Après l’échec des négociations, le 27 février 2026, le président Trump a ordonné à toutes les agences fédérales de « cesser immédiatement » l’utilisation des technologies d’Anthropic, tandis que le secrétaire à la Défense a désigné Anthropic comme un « risque pour la chaîne d’approvisionnement nationale » (supply chain risk)9. Cette désignation interdit aux contractants du DoD de mener toute activité commerciale avec Anthropic, y compris en dehors des contrats fédéraux – une mesure que la société qualifie d’illégale et sans précédent pour une société américaine10.

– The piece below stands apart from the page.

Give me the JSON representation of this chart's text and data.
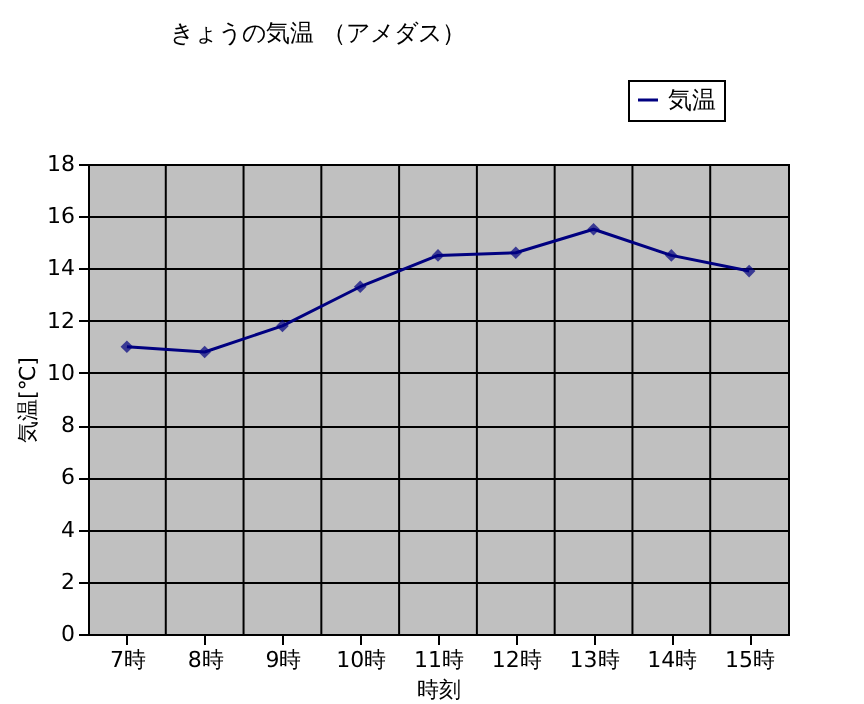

Dans les deux cas, Capgemini comme Anthropic, le cœur du conflit réside dans la détermination de l’autorité compétente pour fixer les limites d’usage de technologies dites « dual-use », c’est-à-dire susceptibles d’applications civiles comme militaires ou sécuritaires. Dans l’affaire Capgemini, l’entreprise invoque la contrainte des règles étatiques (notamment celles liées aux contrats gouvernementaux, au secret et au régime de sécurité nationale) pour justifier la cession de la filiale suite à la perte de contrôle dans ses chaînes de valeur. À l’inverse, le cas Anthropic met en scène la situation où une entreprise tente d’imposer ses propres standards éthiques à l’État, au risque d’entrer en conflit avec les impératifs stratégiques de ce dernier11. Dans les deux cas, comment une entreprise comme Capgemini ou Anthropic peut-elle anticiper la possible utilisation de ses technologies ou services pour des activités à haut risque et a-t-elle les moyens juridiques de les limiter voire de s’y opposer face à un contractant étatique ?

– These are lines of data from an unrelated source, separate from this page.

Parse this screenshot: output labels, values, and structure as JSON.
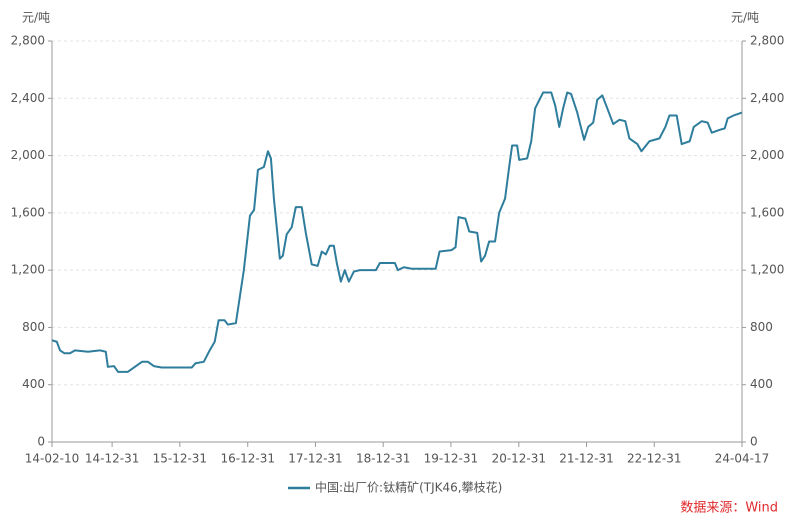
{
  "chart_data": {
    "type": "line",
    "y_label": "元/吨",
    "y2_label": "元/吨",
    "source": "数据来源：Wind",
    "grid": true,
    "legend": "bottom",
    "xlim": [
      "2014-02-10",
      "2024-04-17"
    ],
    "xticks": [
      {
        "value": "2014-02-10",
        "label": "14-02-10"
      },
      {
        "value": "2014-12-31",
        "label": "14-12-31"
      },
      {
        "value": "2015-12-31",
        "label": "15-12-31"
      },
      {
        "value": "2016-12-31",
        "label": "16-12-31"
      },
      {
        "value": "2017-12-31",
        "label": "17-12-31"
      },
      {
        "value": "2018-12-31",
        "label": "18-12-31"
      },
      {
        "value": "2019-12-31",
        "label": "19-12-31"
      },
      {
        "value": "2020-12-31",
        "label": "20-12-31"
      },
      {
        "value": "2021-12-31",
        "label": "21-12-31"
      },
      {
        "value": "2022-12-31",
        "label": "22-12-31"
      },
      {
        "value": "2024-04-17",
        "label": "24-04-17"
      }
    ],
    "ylim": [
      0,
      2800
    ],
    "yticks": [
      0,
      400,
      800,
      {
        "value": 1200,
        "label": "1,200"
      },
      {
        "value": 1600,
        "label": "1,600"
      },
      {
        "value": 2000,
        "label": "2,000"
      },
      {
        "value": 2400,
        "label": "2,400"
      },
      {
        "value": 2800,
        "label": "2,800"
      }
    ],
    "y2lim": [
      0,
      2800
    ],
    "y2ticks": [
      0,
      400,
      800,
      {
        "value": 1200,
        "label": "1,200"
      },
      {
        "value": 1600,
        "label": "1,600"
      },
      {
        "value": 2000,
        "label": "2,000"
      },
      {
        "value": 2400,
        "label": "2,400"
      },
      {
        "value": 2800,
        "label": "2,800"
      }
    ],
    "x": [
      "2014-02-10",
      "2014-03-08",
      "2014-03-25",
      "2014-04-17",
      "2014-05-18",
      "2014-06-14",
      "2014-08-23",
      "2014-10-26",
      "2014-11-27",
      "2014-12-08",
      "2015-01-10",
      "2015-02-01",
      "2015-03-26",
      "2015-06-10",
      "2015-07-12",
      "2015-08-13",
      "2015-09-24",
      "2016-03-04",
      "2016-03-25",
      "2016-05-08",
      "2016-06-09",
      "2016-07-06",
      "2016-07-27",
      "2016-08-28",
      "2016-09-15",
      "2016-10-28",
      "2016-12-10",
      "2017-01-12",
      "2017-02-03",
      "2017-02-24",
      "2017-03-28",
      "2017-04-19",
      "2017-05-05",
      "2017-05-21",
      "2017-06-22",
      "2017-07-08",
      "2017-07-29",
      "2017-08-25",
      "2017-09-16",
      "2017-10-18",
      "2017-11-09",
      "2017-12-11",
      "2018-01-12",
      "2018-02-03",
      "2018-02-25",
      "2018-03-18",
      "2018-04-09",
      "2018-04-25",
      "2018-05-17",
      "2018-06-07",
      "2018-06-29",
      "2018-07-26",
      "2018-08-27",
      "2018-11-22",
      "2018-12-13",
      "2019-03-04",
      "2019-03-20",
      "2019-04-21",
      "2019-06-03",
      "2019-10-10",
      "2019-10-31",
      "2020-01-04",
      "2020-01-25",
      "2020-02-10",
      "2020-03-18",
      "2020-04-08",
      "2020-05-21",
      "2020-06-11",
      "2020-07-02",
      "2020-07-24",
      "2020-08-25",
      "2020-09-16",
      "2020-10-18",
      "2020-11-09",
      "2020-11-25",
      "2020-12-22",
      "2021-01-02",
      "2021-02-14",
      "2021-03-08",
      "2021-03-29",
      "2021-05-11",
      "2021-06-24",
      "2021-07-15",
      "2021-08-06",
      "2021-08-27",
      "2021-09-18",
      "2021-10-09",
      "2021-11-11",
      "2021-12-18",
      "2022-01-09",
      "2022-02-05",
      "2022-02-27",
      "2022-03-26",
      "2022-04-22",
      "2022-05-24",
      "2022-06-26",
      "2022-07-28",
      "2022-08-19",
      "2022-10-01",
      "2022-10-23",
      "2022-12-05",
      "2023-01-28",
      "2023-03-01",
      "2023-03-23",
      "2023-05-01",
      "2023-05-28",
      "2023-07-10",
      "2023-08-01",
      "2023-09-13",
      "2023-10-15",
      "2023-11-06",
      "2023-12-19",
      "2024-01-15",
      "2024-01-31",
      "2024-03-03",
      "2024-04-17"
    ],
    "series": [
      {
        "name": "中国:出厂价:钛精矿(TJK46,攀枝花)",
        "color": "#2e7d9c",
        "values": [
          710,
          700,
          640,
          620,
          620,
          640,
          630,
          640,
          630,
          525,
          530,
          490,
          490,
          560,
          560,
          530,
          520,
          520,
          550,
          560,
          640,
          700,
          850,
          850,
          820,
          830,
          1200,
          1580,
          1620,
          1900,
          1920,
          2030,
          1980,
          1700,
          1280,
          1300,
          1450,
          1500,
          1640,
          1640,
          1460,
          1240,
          1230,
          1330,
          1310,
          1370,
          1370,
          1250,
          1120,
          1200,
          1120,
          1190,
          1200,
          1200,
          1250,
          1250,
          1200,
          1220,
          1210,
          1210,
          1330,
          1340,
          1360,
          1570,
          1560,
          1470,
          1460,
          1260,
          1300,
          1400,
          1400,
          1600,
          1700,
          1920,
          2070,
          2070,
          1970,
          1980,
          2100,
          2330,
          2440,
          2440,
          2350,
          2200,
          2330,
          2440,
          2430,
          2300,
          2110,
          2200,
          2230,
          2390,
          2420,
          2330,
          2220,
          2250,
          2240,
          2120,
          2080,
          2030,
          2100,
          2120,
          2200,
          2280,
          2280,
          2080,
          2100,
          2200,
          2240,
          2230,
          2160,
          2180,
          2190,
          2260,
          2280,
          2300
        ]
      }
    ]
  }
}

Au-delà de leurs différences apparentes, ces deux controverses témoignent d’une transformation plus profonde de la relation entre puissance publique et entreprises technologiques. Les infrastructures numériques – IA, traitement massif de données, cloud computing – sont devenues des composantes essentielles des politiques régaliennes contemporaines, qu’il s’agisse de sécurité intérieure, de contrôle des frontières ou de défense nationale. Or, contrairement aux infrastructures traditionnelles de souveraineté, ces technologies sont majoritairement développées et contrôlées par des acteurs privés. Il en résulte une situation d’interdépendance nouvelle. Les États dépendent des capacités techniques et de l’innovation des entreprises technologiques pour maintenir leur avantage stratégique, tandis que ces entreprises restent dépendantes de l’accès aux marchés publics, aux cadres réglementaires et, dans certains cas, aux financements publics. Cette relation crée un espace de friction dans lequel se redéfinit la question fondamentale du contrôle politique des technologies. La question de savoir qui peut légitimement déterminer les conditions d’usage de ces technologies – l’État, l’entreprise ou une combinaison des deux – constitue ainsi l’un des enjeux juridiques et politiques majeurs de la gouvernance des grandes entreprises. Un cas d’école pour les entreprises du secteur bancaire et financier lorsque se posera à elles la question du contrôle dans leurs chaînes de valeur à l’aune de leur devoir de vigilance.